Former vice president Joe Biden made the TV rounds on Tuesday, reminding us why so many Democratic voters have rallied to his side. On MSNBC, he showed off his technical knowledge of government (recounting that he long ago recommended use of the Defense Production Act) as well as his empathy for people who have lost loved ones:

On CNN, Biden scoffed at President Trump’s suggestion that we should reopen businesses (presumably schools and everything else, right?) around Easter. The Democratic presidential front-runner essentially pleaded with Trump to put a sock in it and let the experts talk:

Biden displays nearly every quality and ability Trump lacks: Appreciation for expertise, candor, respect for fellow Americans, empathy, understanding of government, foresight (he warned about the virus as early as Jan. 27), thoughtfulness, coherence and a reverence for American values and spirit. With Trump, who is obsessed with his economic and political fortunes, the question is always, “What does he gain from this?”

For Biden, self-interest is a nonissue. (He points out that he never owned stocks while in public office.) While almost quaint these days, he comes from the school of politics that says if you get the policies right, the politics will work out. Trump, by contrast, works from the proposition that policies and power are there for his own benefit, specifically to assist his reelection.

Until Democrats put their foot down, the administration was insisting on a giant slush fund with little transparency or oversight. Does anyone imagine Trump would not have been the recipient of taxpayer money under that scenario? From the attempt to hold the Group of Seven summit at his Doral resort, to public officials using accommodations at his properties in Scotland and Ireland, to retention of his Washington hotel (where foreigners and others seeking favor are sure to stay), Trump throughout his presidency has lapped up revenue that his office has diverted his way.

Trump, in the middle of a crisis unlike anything for the last hundred years, has taken to berating governors who have asked for help, have pointed out they do not have promised testing kits and other supplies and have made hard decisions to shut down public life to save lives. (Trump ominously suggests, “It’s a two way street. They have to treat us well too,” a self-parody of the sort of shake-downs Trump favors.) You cannot fathom Biden would behave that way. He would be on the phones throughout the day.

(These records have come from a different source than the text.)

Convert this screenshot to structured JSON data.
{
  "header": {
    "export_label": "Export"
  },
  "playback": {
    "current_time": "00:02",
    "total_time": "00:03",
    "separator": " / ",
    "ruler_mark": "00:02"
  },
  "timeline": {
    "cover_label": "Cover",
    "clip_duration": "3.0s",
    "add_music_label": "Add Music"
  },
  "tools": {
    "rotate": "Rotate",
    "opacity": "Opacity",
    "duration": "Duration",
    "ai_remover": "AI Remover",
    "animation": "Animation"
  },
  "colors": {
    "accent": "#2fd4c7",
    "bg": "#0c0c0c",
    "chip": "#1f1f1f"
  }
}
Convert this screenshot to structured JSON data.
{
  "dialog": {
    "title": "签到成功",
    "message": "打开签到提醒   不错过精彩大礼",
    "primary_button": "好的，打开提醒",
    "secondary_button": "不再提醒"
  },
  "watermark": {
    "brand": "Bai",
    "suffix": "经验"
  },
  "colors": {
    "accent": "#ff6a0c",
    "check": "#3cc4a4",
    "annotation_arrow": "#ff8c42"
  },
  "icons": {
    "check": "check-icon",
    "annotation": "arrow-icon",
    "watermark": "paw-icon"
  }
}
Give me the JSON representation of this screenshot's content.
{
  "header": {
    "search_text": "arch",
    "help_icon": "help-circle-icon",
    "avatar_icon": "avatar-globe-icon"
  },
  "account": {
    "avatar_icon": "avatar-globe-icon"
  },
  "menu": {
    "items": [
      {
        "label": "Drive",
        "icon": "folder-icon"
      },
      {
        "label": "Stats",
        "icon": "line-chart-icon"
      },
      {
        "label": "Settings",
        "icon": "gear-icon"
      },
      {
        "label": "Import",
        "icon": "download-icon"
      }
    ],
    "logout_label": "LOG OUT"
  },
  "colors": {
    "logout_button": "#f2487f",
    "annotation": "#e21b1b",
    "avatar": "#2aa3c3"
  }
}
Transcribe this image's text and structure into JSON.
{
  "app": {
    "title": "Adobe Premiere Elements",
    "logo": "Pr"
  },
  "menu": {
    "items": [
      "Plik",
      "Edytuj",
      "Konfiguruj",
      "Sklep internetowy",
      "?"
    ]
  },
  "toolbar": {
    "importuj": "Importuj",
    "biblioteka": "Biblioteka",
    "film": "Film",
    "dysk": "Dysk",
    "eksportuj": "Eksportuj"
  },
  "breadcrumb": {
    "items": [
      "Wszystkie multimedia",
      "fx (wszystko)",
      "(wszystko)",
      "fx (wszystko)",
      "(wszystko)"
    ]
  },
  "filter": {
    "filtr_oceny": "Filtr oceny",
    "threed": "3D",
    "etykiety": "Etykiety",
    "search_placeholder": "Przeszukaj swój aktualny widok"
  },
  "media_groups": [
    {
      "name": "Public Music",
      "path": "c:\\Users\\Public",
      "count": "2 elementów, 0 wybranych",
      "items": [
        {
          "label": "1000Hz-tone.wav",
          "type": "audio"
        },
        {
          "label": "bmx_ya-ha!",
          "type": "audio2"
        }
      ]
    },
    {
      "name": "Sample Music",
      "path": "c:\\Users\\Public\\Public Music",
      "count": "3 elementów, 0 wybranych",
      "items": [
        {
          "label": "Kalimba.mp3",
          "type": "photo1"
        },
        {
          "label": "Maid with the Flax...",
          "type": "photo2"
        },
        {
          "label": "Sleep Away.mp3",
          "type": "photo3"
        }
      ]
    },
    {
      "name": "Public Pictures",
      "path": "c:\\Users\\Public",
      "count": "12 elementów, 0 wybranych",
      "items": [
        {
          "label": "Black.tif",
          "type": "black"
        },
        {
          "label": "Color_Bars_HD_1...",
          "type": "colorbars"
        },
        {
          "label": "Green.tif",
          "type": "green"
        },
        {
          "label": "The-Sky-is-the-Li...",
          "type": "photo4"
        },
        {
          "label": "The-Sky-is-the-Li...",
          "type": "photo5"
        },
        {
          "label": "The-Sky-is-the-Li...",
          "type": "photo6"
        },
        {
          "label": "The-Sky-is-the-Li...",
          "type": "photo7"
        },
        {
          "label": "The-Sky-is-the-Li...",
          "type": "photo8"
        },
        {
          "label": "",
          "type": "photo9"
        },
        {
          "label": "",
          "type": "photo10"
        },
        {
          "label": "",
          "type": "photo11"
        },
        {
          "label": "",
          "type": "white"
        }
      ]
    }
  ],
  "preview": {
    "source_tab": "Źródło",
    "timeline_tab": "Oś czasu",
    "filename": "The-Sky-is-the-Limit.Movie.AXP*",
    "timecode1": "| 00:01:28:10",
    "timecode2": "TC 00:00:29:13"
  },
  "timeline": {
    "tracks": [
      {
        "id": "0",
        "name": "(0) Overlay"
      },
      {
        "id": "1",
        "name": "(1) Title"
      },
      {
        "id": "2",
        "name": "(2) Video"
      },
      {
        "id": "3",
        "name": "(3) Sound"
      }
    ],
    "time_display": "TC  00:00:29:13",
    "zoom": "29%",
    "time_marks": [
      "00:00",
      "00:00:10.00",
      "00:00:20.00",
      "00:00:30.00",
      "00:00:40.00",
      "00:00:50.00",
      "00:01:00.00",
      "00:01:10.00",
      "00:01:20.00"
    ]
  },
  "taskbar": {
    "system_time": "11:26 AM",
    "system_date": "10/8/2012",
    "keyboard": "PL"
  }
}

You can almost hear the sort of banter he would employ with officials, such as New York Gov. Andrew M. Cuomo. “Andrew, what do you need? Your dad and I were good friends, you know. What’s New York need. We won’t let you down.” Biden has a personal relationship with virtually every prominent politician in the United States and a storehouse of experience (9/11, Ebola, Hurricane Katrina, etc.) in dealing with natural and man-made disasters. If he wins in November, he’ll enter the presidency in much the same position as he and President Barack Obama did when they took over in 2009 in the middle of a financial mess.

It is not often that the challenger in a presidential election has more experience, granular knowledge of policy and gravitas than the sitting president. Here, it is not even close. Having spotted the threat of the pandemic and urged the Defense Production Act be activated, Biden already is demonstrating he is more competent than the incumbent. If Americans cannot figure out under these circumstances which candidate has the character and capacity to look after them, then the future of self-governance truly is in doubt.